In logistic regression comparing the two samples, the associations of dementia with APOE-e4 in each sample did not differ significantly (Χ2=1.40, df=1, p=0.24), nor did the difference in the interactions of age with APOE-e4 (Χ2=1.63, df=1, p=0.20).
The significant interaction between age and APOE-e4 within the N-sample makes the interpretation of the nonsignificant main effect of APOE-e4 problematical. We described the impact of age within the N-sample by dichotomizing it at the median, age 93. There were 54 participants with age<93: 17 cases (10 without APOE-4, 7 with APOE-e4), and 44 cognitively intact participants (34 without APOE-e4, 10 with APOE-e4). There were 58 participants with age ≥93: 20 cases (19 without APOE-e4, 1 with APOE-e4), and 38 cognitively intact participants (32 without APOE-e4, 6 with APOE-e4). In logistic regression controlling for age, sex, and years of education, the association between APOE-e4 and increased risk of dementia was significant in the younger N-sample (Χ2=8.46, df=1, p=0.004; OR=9.2, 95% CI=1.8, 46.2).
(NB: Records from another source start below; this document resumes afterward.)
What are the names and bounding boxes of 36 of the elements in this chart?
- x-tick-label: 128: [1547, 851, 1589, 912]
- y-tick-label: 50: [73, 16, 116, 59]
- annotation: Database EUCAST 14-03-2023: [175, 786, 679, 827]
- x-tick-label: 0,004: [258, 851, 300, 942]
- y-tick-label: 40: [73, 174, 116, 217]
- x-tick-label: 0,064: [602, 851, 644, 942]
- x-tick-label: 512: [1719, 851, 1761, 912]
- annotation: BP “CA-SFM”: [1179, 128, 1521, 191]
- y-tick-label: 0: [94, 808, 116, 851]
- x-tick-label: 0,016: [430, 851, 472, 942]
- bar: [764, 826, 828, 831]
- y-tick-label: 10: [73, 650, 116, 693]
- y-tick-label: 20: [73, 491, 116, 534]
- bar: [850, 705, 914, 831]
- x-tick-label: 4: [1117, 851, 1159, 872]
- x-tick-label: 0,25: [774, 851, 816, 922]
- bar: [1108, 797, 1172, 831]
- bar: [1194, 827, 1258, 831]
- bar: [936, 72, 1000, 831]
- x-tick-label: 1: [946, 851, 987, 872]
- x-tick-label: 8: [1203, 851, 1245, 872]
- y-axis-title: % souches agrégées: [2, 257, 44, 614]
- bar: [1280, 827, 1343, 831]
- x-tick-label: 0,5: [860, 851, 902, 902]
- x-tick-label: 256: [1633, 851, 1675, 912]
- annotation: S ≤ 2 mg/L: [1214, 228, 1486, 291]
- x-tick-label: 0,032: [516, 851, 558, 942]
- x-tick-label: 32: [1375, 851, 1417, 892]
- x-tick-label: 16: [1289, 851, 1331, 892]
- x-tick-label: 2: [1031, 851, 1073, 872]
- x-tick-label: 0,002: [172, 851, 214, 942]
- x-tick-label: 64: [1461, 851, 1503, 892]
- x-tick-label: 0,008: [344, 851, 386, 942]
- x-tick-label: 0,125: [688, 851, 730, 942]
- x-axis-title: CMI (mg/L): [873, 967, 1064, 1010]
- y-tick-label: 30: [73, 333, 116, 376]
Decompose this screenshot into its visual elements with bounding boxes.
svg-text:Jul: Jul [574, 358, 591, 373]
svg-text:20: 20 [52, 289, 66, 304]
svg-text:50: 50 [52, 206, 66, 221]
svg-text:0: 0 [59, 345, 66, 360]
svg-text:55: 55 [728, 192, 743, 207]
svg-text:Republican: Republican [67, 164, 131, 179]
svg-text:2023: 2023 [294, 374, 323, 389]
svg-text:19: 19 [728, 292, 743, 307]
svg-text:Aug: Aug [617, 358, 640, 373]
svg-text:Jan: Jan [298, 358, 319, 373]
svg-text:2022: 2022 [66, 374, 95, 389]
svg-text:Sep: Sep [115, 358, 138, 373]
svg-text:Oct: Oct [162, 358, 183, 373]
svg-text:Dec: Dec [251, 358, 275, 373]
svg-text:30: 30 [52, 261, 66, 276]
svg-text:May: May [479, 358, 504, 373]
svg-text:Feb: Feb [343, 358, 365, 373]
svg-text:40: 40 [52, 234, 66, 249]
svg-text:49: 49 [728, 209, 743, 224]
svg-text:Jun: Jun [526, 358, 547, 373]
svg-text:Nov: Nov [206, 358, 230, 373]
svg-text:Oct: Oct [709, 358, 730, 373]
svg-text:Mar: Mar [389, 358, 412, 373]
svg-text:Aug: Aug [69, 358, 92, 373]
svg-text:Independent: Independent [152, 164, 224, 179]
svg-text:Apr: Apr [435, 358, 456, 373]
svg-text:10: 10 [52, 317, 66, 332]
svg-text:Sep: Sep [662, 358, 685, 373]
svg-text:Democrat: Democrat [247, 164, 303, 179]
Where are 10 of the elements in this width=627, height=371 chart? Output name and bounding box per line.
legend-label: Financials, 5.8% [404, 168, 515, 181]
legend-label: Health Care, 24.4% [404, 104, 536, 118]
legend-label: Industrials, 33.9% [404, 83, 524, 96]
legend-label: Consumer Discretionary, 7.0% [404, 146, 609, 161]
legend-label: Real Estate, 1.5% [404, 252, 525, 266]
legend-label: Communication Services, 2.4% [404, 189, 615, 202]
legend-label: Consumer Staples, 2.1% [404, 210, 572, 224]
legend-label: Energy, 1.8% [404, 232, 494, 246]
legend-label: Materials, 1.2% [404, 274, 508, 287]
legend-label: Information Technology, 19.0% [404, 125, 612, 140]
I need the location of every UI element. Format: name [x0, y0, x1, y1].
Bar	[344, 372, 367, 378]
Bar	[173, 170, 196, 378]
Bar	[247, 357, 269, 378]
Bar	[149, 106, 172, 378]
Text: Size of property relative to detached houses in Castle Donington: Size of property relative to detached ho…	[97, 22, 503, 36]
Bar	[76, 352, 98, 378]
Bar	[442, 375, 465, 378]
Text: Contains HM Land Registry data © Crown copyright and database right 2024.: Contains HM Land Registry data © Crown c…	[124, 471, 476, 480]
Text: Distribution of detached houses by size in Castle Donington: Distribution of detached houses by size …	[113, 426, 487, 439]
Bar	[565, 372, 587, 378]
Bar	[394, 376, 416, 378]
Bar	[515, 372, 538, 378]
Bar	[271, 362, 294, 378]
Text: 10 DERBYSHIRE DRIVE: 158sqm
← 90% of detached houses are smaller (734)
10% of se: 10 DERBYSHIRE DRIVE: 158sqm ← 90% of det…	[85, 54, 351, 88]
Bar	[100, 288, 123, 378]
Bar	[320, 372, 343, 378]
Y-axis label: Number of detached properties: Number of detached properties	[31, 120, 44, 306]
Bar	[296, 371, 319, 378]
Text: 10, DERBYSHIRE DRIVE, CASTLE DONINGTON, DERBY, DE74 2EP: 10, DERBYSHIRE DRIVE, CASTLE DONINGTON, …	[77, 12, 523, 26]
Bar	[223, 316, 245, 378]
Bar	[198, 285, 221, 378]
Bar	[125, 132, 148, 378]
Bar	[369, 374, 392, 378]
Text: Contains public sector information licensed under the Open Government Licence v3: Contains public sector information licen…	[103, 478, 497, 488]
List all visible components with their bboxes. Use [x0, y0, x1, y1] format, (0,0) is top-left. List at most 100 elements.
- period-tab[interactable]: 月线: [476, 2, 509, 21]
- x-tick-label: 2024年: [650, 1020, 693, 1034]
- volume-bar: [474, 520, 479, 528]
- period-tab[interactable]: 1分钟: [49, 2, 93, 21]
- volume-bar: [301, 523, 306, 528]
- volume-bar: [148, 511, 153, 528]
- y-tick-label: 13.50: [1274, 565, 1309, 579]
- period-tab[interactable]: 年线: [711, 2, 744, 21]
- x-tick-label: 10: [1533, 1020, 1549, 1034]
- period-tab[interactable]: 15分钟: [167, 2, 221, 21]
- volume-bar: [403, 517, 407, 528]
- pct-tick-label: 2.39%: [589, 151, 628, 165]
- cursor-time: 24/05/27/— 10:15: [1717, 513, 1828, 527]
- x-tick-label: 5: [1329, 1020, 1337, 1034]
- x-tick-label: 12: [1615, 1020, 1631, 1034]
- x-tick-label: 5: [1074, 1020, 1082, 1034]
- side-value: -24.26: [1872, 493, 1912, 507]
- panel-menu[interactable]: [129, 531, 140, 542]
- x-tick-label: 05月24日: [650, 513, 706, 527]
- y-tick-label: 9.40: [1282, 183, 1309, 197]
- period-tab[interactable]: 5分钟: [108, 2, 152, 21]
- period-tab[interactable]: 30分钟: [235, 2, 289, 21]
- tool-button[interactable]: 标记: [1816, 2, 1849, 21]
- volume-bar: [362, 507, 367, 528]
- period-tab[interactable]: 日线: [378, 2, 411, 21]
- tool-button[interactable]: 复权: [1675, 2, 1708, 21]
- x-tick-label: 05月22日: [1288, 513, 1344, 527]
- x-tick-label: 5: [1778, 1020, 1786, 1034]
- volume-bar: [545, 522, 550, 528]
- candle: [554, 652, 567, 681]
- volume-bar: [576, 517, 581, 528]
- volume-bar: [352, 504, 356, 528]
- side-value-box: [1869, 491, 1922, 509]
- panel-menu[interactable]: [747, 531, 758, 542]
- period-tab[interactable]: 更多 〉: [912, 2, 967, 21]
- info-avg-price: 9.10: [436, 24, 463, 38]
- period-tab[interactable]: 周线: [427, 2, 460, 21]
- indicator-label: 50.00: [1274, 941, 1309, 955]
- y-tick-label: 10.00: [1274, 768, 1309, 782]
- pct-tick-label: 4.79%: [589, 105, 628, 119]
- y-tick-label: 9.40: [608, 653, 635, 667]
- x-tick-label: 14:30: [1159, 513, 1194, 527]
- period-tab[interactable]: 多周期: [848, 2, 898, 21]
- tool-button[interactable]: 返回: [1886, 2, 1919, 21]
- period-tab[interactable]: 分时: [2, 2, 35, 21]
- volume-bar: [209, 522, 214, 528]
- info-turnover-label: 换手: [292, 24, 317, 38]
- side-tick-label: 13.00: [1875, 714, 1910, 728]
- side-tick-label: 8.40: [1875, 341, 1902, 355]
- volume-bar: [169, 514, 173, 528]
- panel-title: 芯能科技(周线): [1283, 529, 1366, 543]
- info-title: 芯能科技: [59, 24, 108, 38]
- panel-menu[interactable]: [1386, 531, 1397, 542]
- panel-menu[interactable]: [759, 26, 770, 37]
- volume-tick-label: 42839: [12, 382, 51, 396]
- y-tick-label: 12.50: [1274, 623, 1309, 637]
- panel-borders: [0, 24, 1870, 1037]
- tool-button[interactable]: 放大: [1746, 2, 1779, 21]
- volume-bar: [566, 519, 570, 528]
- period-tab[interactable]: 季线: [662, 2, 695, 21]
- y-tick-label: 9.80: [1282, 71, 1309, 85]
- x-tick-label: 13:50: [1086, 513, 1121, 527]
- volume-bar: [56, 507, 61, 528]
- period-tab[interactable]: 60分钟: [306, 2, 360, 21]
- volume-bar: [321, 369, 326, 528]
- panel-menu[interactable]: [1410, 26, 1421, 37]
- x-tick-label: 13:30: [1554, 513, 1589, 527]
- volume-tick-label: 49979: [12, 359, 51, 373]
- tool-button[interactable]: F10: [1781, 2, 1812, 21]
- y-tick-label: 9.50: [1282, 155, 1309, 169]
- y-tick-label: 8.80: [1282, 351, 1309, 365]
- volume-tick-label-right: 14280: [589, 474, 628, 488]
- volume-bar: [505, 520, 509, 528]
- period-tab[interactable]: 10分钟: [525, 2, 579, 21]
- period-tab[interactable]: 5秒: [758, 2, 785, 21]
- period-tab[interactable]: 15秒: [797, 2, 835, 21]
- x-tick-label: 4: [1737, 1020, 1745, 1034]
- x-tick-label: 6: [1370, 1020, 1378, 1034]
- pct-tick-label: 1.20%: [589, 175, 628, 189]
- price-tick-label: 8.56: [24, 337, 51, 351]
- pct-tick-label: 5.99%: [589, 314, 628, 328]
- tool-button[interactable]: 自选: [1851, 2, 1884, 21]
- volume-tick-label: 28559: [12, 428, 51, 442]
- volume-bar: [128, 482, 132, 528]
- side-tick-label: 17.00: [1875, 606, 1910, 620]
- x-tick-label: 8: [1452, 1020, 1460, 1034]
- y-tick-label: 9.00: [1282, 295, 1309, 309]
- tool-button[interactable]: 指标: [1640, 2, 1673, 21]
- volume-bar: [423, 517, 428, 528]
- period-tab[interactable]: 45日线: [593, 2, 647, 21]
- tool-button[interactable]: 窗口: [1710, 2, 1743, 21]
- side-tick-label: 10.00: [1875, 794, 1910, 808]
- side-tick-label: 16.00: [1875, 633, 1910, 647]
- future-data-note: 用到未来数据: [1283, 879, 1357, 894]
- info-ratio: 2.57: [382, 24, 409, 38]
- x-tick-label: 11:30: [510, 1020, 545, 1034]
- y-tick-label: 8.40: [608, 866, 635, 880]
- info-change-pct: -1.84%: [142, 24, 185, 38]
In contrast, APOE-e4 was associated with reduced risk of dementia in the older N-sample, but this was not significant (Χ2=1.15, df=1, p=0.28; OR=0.33, 95% CI=0.03, 3.08). The difference between the two subgroups in the effect of APOE-e4 on dementia was significant (Χ2=7.40, df=1, p=0.007).
DISCUSSION
Many studies of the elderly have demonstrated an association of APOE-e4 with risk of dementia, as was found in the GE-sample. This association, however, gradually diminishes with age (2). In the N-sample, there was a significant interaction of APOE-e4 and age with risk of dementia. Even in the younger N-sample, risk for dementia was significantly associated with APOE-e4. In contrast, in the older N-sample, there is a nonsignificant association of reduced risk for dementia with APOE-e4; six out of the seven APOE-e4 carriers were cognitively intact.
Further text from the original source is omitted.